South Korea will work with the US and North Korea to help them reach a denuclearisation deal. So said South Korea’s President, Moon Jae-in, a day after the US-North Korea summit collapsed over a disagreement on sanctions.
The second meeting between US President Donald Trump and North Korean leader Kim Jong-un – which took place on Wednesday and Thursday in Hanoi, Vietnam, this week – was cut short after the leaders failed to reach a deal on the extent of sanctions relief North Korea would get in exchange for steps to give up its nuclear programme.
Moon has been active in efforts to end confrontation on the Korean peninsula, meeting Kim three times last year and trying to facilitate his nuclear negotiations with the US.
“My administration will closely communicate and cooperate with the US and North Korea to help their talks reach a complete settlement by any means,” Moon said in Seoul, capital of South Korea.

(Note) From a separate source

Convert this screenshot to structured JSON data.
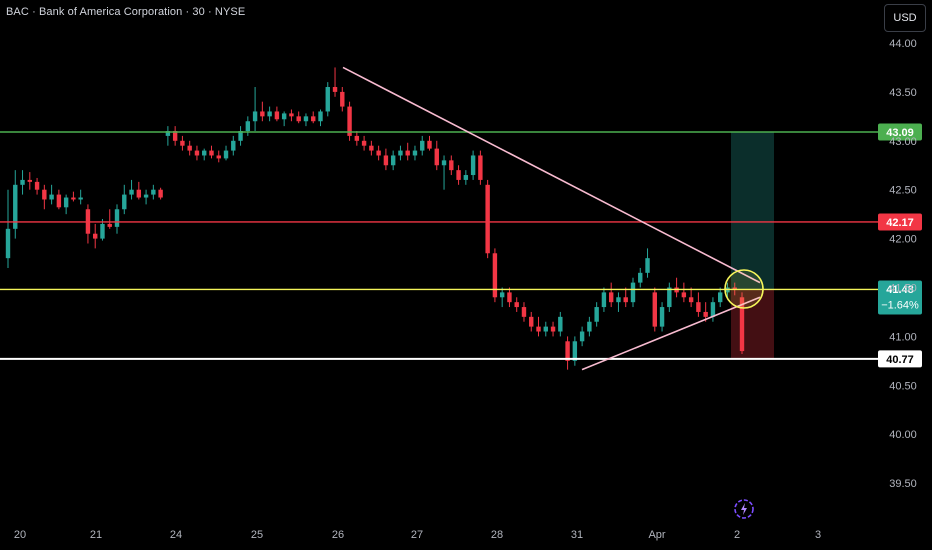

Moon said Seoul would consult Washington on ways to resume joint projects with North Korea, including tourism development at Mount Kumgang and the Kaesong industrial complex, both in North Korea.
The US and North Korea have expressed their intention to continue talks, but have not said when a next round might take place.
In a move that could encourage more talks, US officials said on Friday that the US and South Korea were expected to announce that they would not carry out large-scale joint military exercises this spring, replacing them with smaller-scale drills.
The allies suspended a number of military drills before and after the first Trump-Kim summit last year to encourage talks with North Korea, which denounced the exercises as training for invasion.
Trump has repeatedly complained about the expense of the exercises and did so again after the Hanoi summit.
Trump and Kim first met in Singapore in June last year and agreed to establish new relations and peace in exchange for a North Korean pledge to work towards complete denuclearisation of the Korean peninsula.
Regarding this week’s meeting, Trump said that over the two days of talks in Hanoi, progress was made, but it was important not to rush into a bad deal. He said he had walked away from the talks because of unacceptable North Korean demands.
“Basically, they wanted the sanctions lifted in their entirety, and we couldn’t do that,” he said.
On Friday, Trump tweeted that the negotiations with Kim were “very substantive” and that “we know what they want and they know what we must have”. He gave no other details about any next steps. “Relationship very good, let’s see what happens!” he posted.